Within each relevant area of law, the following questions have to be answered:
(i) What contractual regulations are enforceable under one law, but not under another one?
The research will analyse contractual regulations that are common in commercial practice and will test their compatibility with Norwegian law and at least another law that may become applicable. The identification of the specific contractual regulations and of the national laws to be compared shall take into account the practical experience and needs of the project’s partners.

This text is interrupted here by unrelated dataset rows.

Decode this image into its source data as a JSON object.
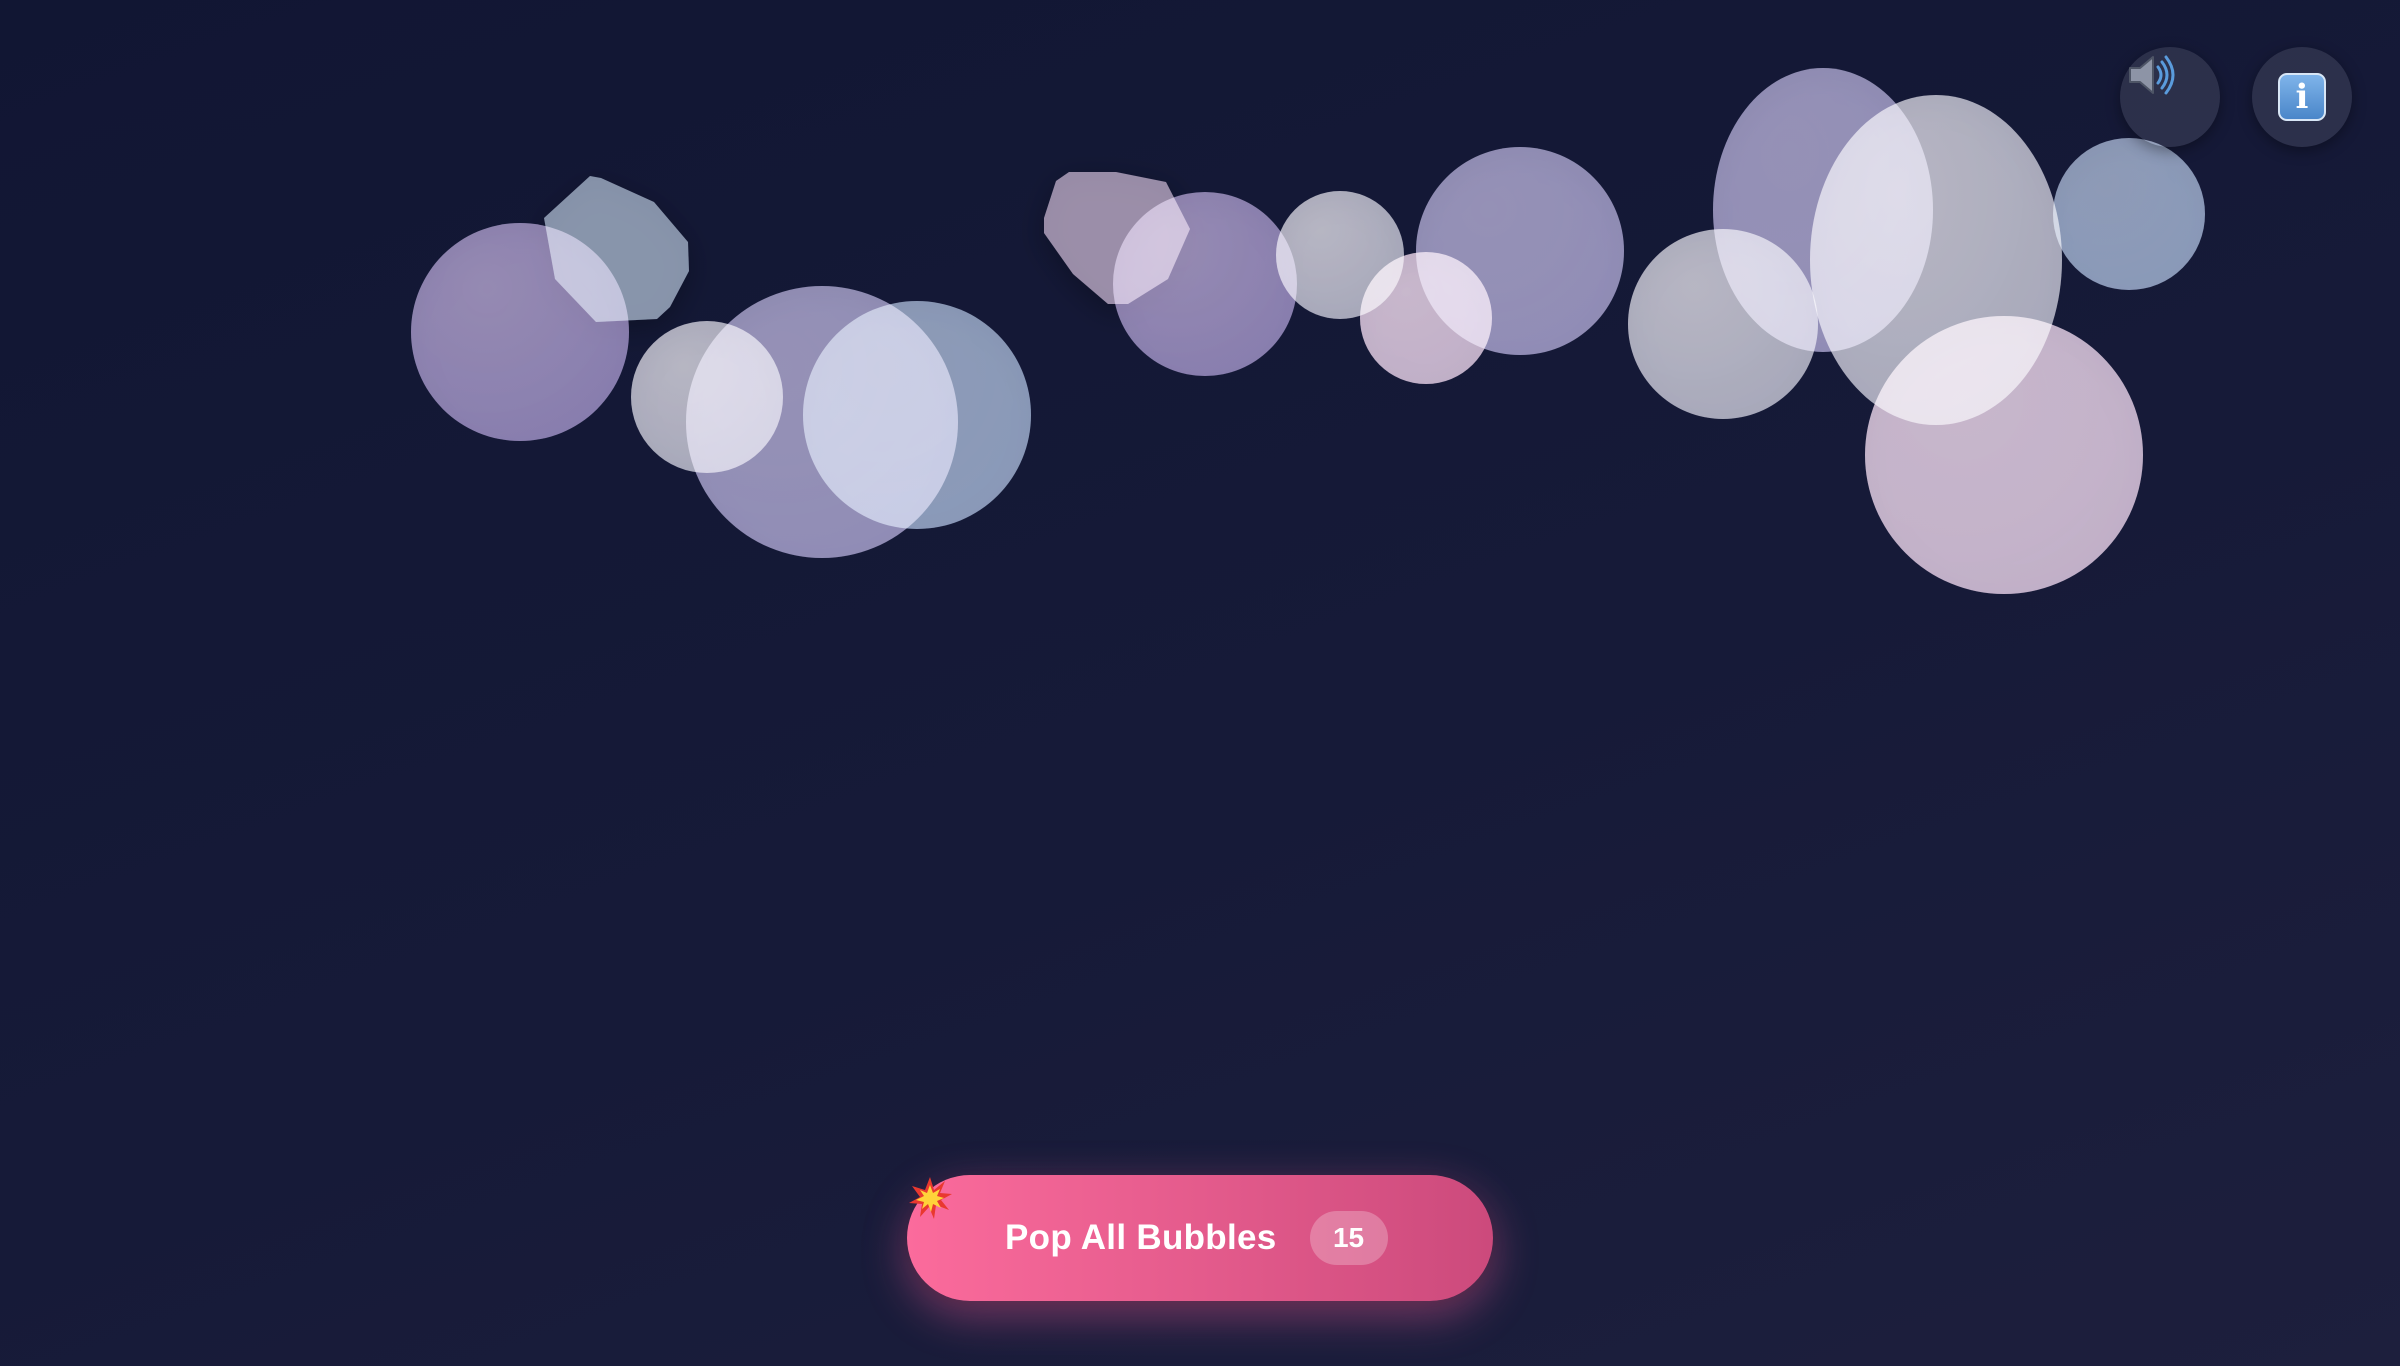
{
  "controls": {
    "sound_icon": "speaker-icon",
    "info_icon": "info-icon",
    "info_glyph": "i"
  },
  "action_button": {
    "icon": "collision-burst-icon",
    "label": "Pop All Bubbles",
    "count": "15"
  },
  "colors": {
    "background": "#141833",
    "button_gradient_start": "#fb6b9c",
    "button_gradient_end": "#cc4a7c",
    "bubble_tints": [
      "#a996c2",
      "#c8c8d0",
      "#b0aed2",
      "#b3c2d6",
      "#e0c6d8"
    ]
  },
  "bubbles": {
    "count_visible": 15,
    "popping_fragments": 2
  }
}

Examples of contractual regulations that may be unenforceable are:
Company law: voting rights, competence of corporate bodies, assessment of value of in kind contributions, binding effect of a commitment, etc;
Competition law: cooperation on marketing, licensing, joint production, etc;
Property law: retention of title, pledge of future cash flow, collateralization of contractual rights, etc;
Insolvency law: early termination, acceleration, set-off, netting of payments, etc;
Administrative regulations: Fees due for public services, access to public infrastructure, calculation of taxable base, conditions to exercise activity subject to licensing, transferability of licences, etc;
Labour law: reorganisation of activity, etc;
Contract law: termination of agency, exclusion of liability, break off of negotiations, etc.
(ii) Are there restrictions to the parties’ ability to choose the governing law in that area, and, if so, what country’s law is applicable instead of the law chosen by the parties?
The research will analyse the conflict rules that are applicable in the relevant area of law. Norwegian private international law shall be assessed, as well as the European. Where there is no unitary European private international law, the main principles of the most important alternatives shall be analysed.
(iii) Assuming that the dispute was subject to arbitration and the arbitral tribunal followed the choice made by the parties, would the award be valid and enforceable? Are the substantive rules contained in the law that should have been applicable of such a nature that an award is ineffective if it disregards them?
The research will analyse the rules on the effectiveness of international arbitral awards with the purpose of verifying to what extent disregard of the substantive rules described under item (i) above may be an obstacle to effectiveness of the award, if they are applicable under the conflict rules described under item (ii) above.
There is a high degree of harmonisation in this area, therefore court decisions from a variety of countries are relevant both to Norwegian and to other countries’ law.
You can see the Research plan here.
The main activity of the project is to produce research papers.
The research papers shall be written by research assistants (post graduate students at their last year of master studies) who write a 60 credits thesis.
The research shall be supervised by the project manager (professor in private international law and international commercial law), the project’s Partners, or scholars or practitioners expert in the substantive field of law that is relevant to the analysed clause - depending on the expertise and the availability.